Tonights group was good.

I felt bad that not very many people got to "check in" but that was mostly cause Faith talked about Assertiveness Training and asked us if we would like to do that as a part of DBT group. We all said yes (I'm not sure if it was a honest yes, or just people going along with what others were saying; that's kind of the down side of asking a group mostly made of BPD people) but I am excited about doing it both in my one on one and group therapy sessions. it means I will get a double dose and since it is staggered I will probably get things out of it the second time thru that I miss the first time.



I talked about how the holiday season has been hard for me to get thru this year in my check in tonight. for the better part of a decade I have had a structure to my holiday season. I knew what to expect. I knew that we would have some sort of short get together with my family around a week or two before Christmas, We would go look at Christmas lights at some point, Christmas eve would be at church somewhere, and Christmas day would be at Eva's moms house with her whole family (which is always a bit stressful for me until I just focus in on my few favorite people (which is Harper's little ones))

I am just having a hard time with the change. Realizing that the change is ultimately my fault. But I am also realizing that the change is very important and actually a good thing cause I am finally getting the help that I need to get. Finally have received a diagnosis that makes sense to me, and a therapist in Faith that makes me feel like I can actually have a "normal" life and I can overcome my disorder.

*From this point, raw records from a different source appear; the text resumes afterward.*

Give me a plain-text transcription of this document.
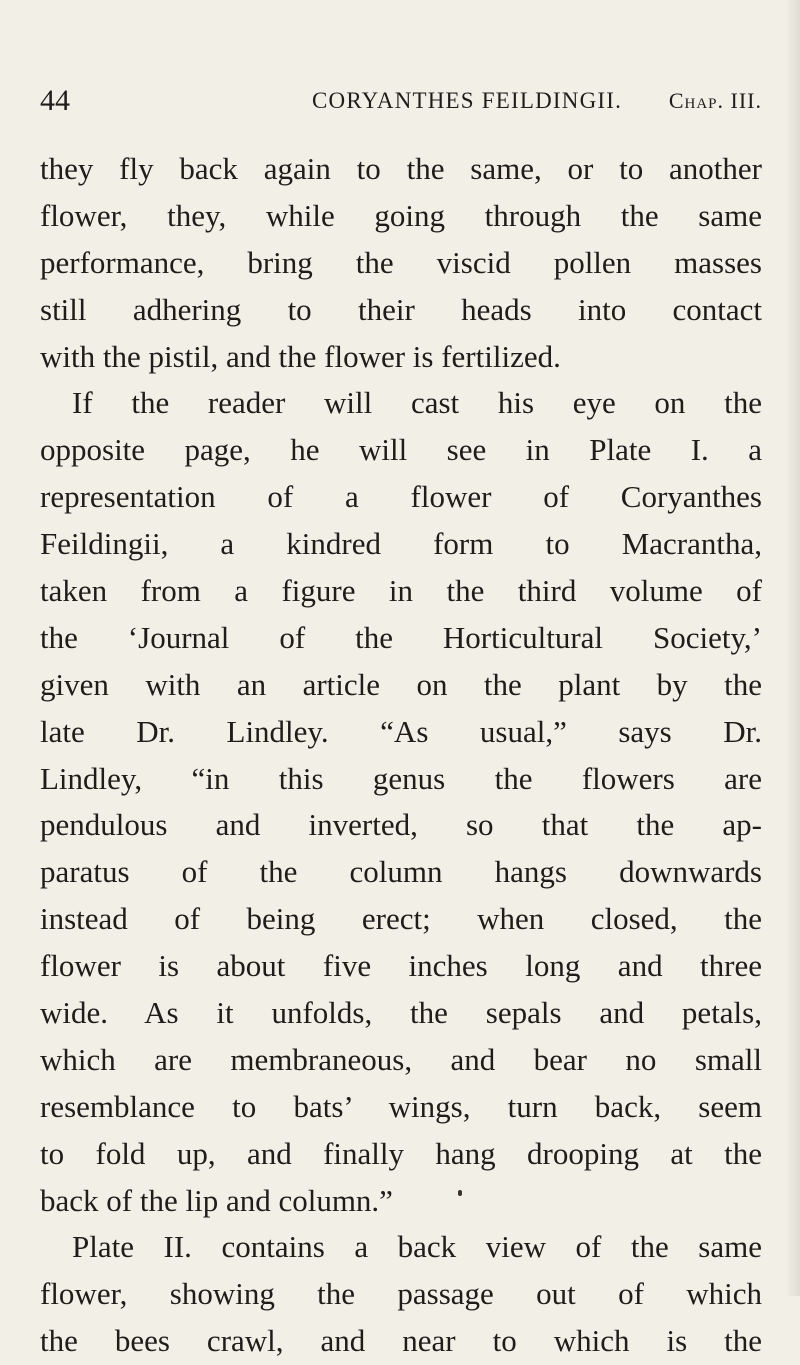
44	CORYANTHES FEILDINGII. Chap. III.
they fly back again to the same, or to another
flower, they, while going through the same
performance, bring the viscid pollen masses
still adhering to their heads into contact
with the pistil, and the flower is fertilized.
If the reader will cast his eye on the
opposite page, he will see in Plate I. a
representation of a flower of Coryanthes
Feildingii, a kindred form to Macrantha,
taken from a figure in the third volume of
the ‘Journal of the Horticultural Society,’
given with an article on the plant by the
late Dr. Lindley. “As usual,” says Dr.
Lindley, “in this genus the flowers are
pendulous and inverted, so that the ap-
paratus of the column hangs downwards
instead of being erect; when closed, the
flower is about five inches long and three
wide. As it unfolds, the sepals and petals,
which are membraneous, and bear no small
resemblance to bats’ wings, turn back, seem
to fold up, and finally hang drooping at the
back of the lip and column.”
Plate II. contains a back view of the same
flower, showing the passage out of which
the bees crawl, and near to which is the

The "teaching" tonight (I use quotes cause its less teaching and more conversation) was great. it was about emotion regulation and how to acknowledge feelings and allowing ourselves to feel them, but also knowing when the feeling is not warranted, or getting out of hand. and ways to bring the emotion into check and to regulate the emotionality of the situation.

I still have some struggles with this, but I am getting better about it. I still am frustrated to the point of anger about the way that this house smells, and when Rob calls me into the other room to show me some stupid video on youtube about something i just don't fucking care about. but I know he is just trying to connect with me, and he is lonely.

over all... I'm just in a foul mood, and I need to get my head right before I go to Christmas Eve Eve tomorrow night at church with Eva.

I love her so very much, and I am so excited to see her. She is so amazing, and wonderful. I'm so lucky to have someone who loves me so very much. Even if I don't know why, I know she does and I know that she is honest with me, and I can be honest with her. I am learning to be more honest about everything, and I will get better about it in time.